The overall demand of gold in the country had stood at 986.3 tonnes in 2011, according to the WGC Gold Demand Trend 2012 report released today.

“China and India remain the world’s gold power houses. In India, consumer sentiment towards gold remained strong despite measures aimed at curbing demand, reaffirming gold’s role in Indian society.

In an underdeveloped financial system like India, gold has an important role to play,” WGC Managing Director, Investment, Marcus Grubb, said.

WGC estimates

In 2013, WGC expects the demand to be in the 865-965 tonne range, an 11 per cent increase at the upper-end, depending on any further government measures, he said.

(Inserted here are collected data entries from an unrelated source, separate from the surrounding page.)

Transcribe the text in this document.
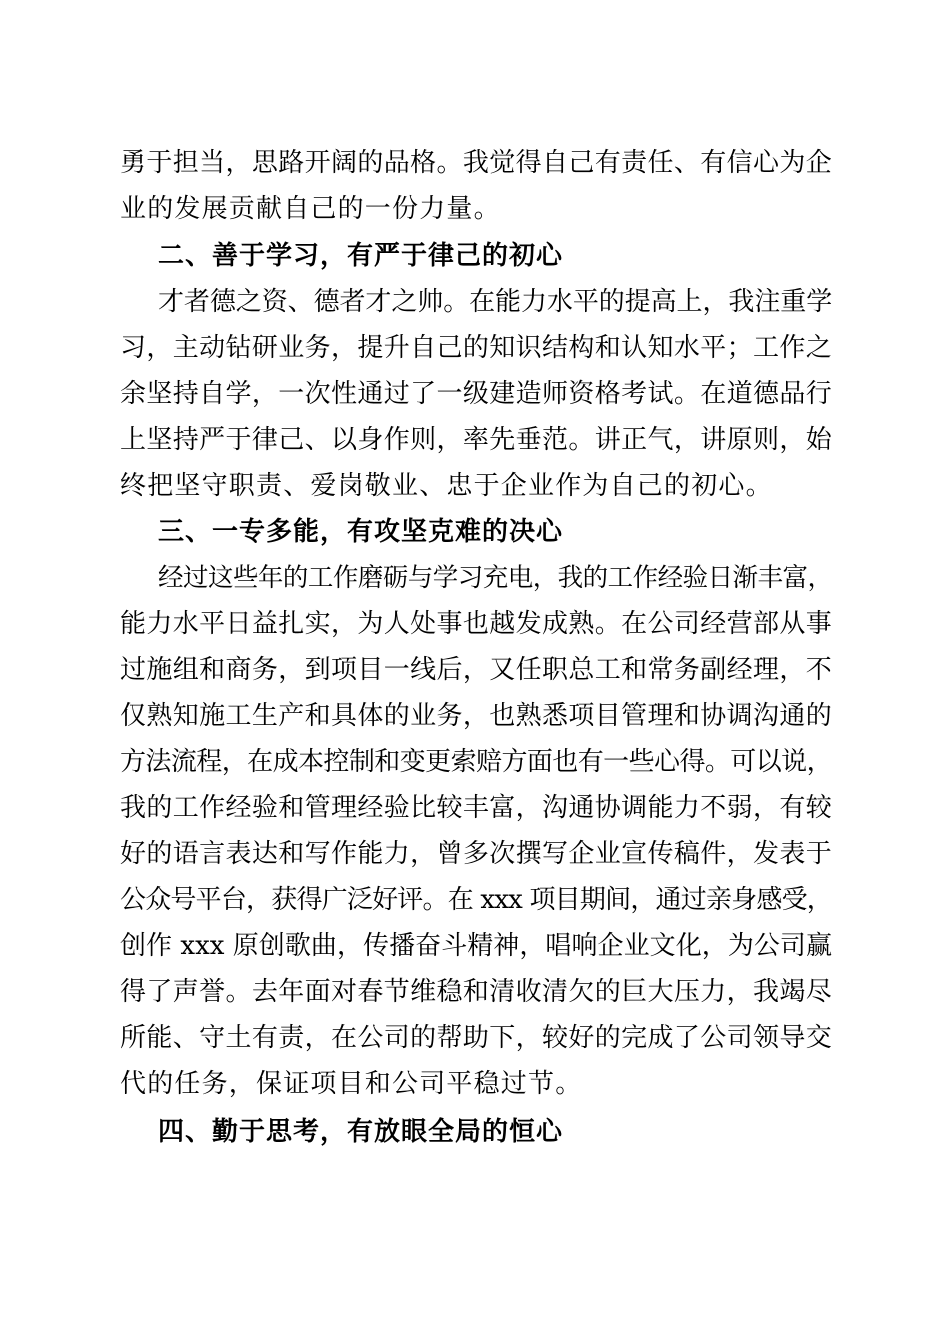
勇于担当，思路开阔的品格。我觉得自己有责任、有信心为企
业的发展贡献自己的一份力量。
二、善于学习，有严于律己的初心
才者德之资、德者才之帅。在能力水平的提高上，我注重学
习，主动钻研业务，提升自己的知识结构和认知水平；工作之
余坚持自学，一次性通过了一级建造师资格考试。在道德品行
上坚持严于律己、以身作则，率先垂范。讲正气，讲原则，始
终把坚守职责、爱岗敬业、忠于企业作为自己的初心。
三、一专多能，有攻坚克难的决心
经过这些年的工作磨砺与学习充电，我的工作经验日渐丰富，
能力水平日益扎实，为人处事也越发成熟。在公司经营部从事
过施组和商务，到项目一线后，又任职总工和常务副经理，不
仅熟知施工生产和具体的业务，也熟悉项目管理和协调沟通的
方法流程，在成本控制和变更索赔方面也有一些心得。可以说，
我的工作经验和管理经验比较丰富，沟通协调能力不弱，有较
好的语言表达和写作能力，曾多次撰写企业宣传稿件，发表于
公众号平台，获得广泛好评。在 xxx 项目期间，通过亲身感受，
创作 xxx 原创歌曲，传播奋斗精神，唱响企业文化，为公司赢
得了声誉。去年面对春节维稳和清收清欠的巨大压力，我竭尽
所能、守土有责，在公司的帮助下，较好的完成了公司领导交
代的任务，保证项目和公司平稳过节。
四、勤于思考，有放眼全局的恒心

India is likely to remain the biggest market for gold this year followed by China.

In the first half of 2012, consumers faced headwinds in the form of higher import duties, market turmoil over proposed measures to curb imports and a sharp rise in local prices.

However, the demand staged a strong revival in the second half of the year as the market thrived during the fourth quarter wedding season and festive period.

Jewellery demand

Total jewellery demand in the country in 2012 was down 11 per cent at 552 tonnes compared with 618.3 tonne in 2011.

However, the demand in terms of value rose 8 per cent to Rs 1,58,090 crore from Rs 1,46,067.8 crore in 2011. Total investment demand was down 15 per cent at 312.2 tonnes against 368 tonnes.

In value terms, gold investment demand went up by a marginal 3 per cent to Rs 89,412 crore compared with Rs 86,936.7 crore in 2011.

“Despite the turbulent macroeconomic climate throughout the year, as well as the regional uncertainties affecting India and China, the two largest gold markets, annual demand was 30 per cent higher than the average for the past decade,” Grubb added.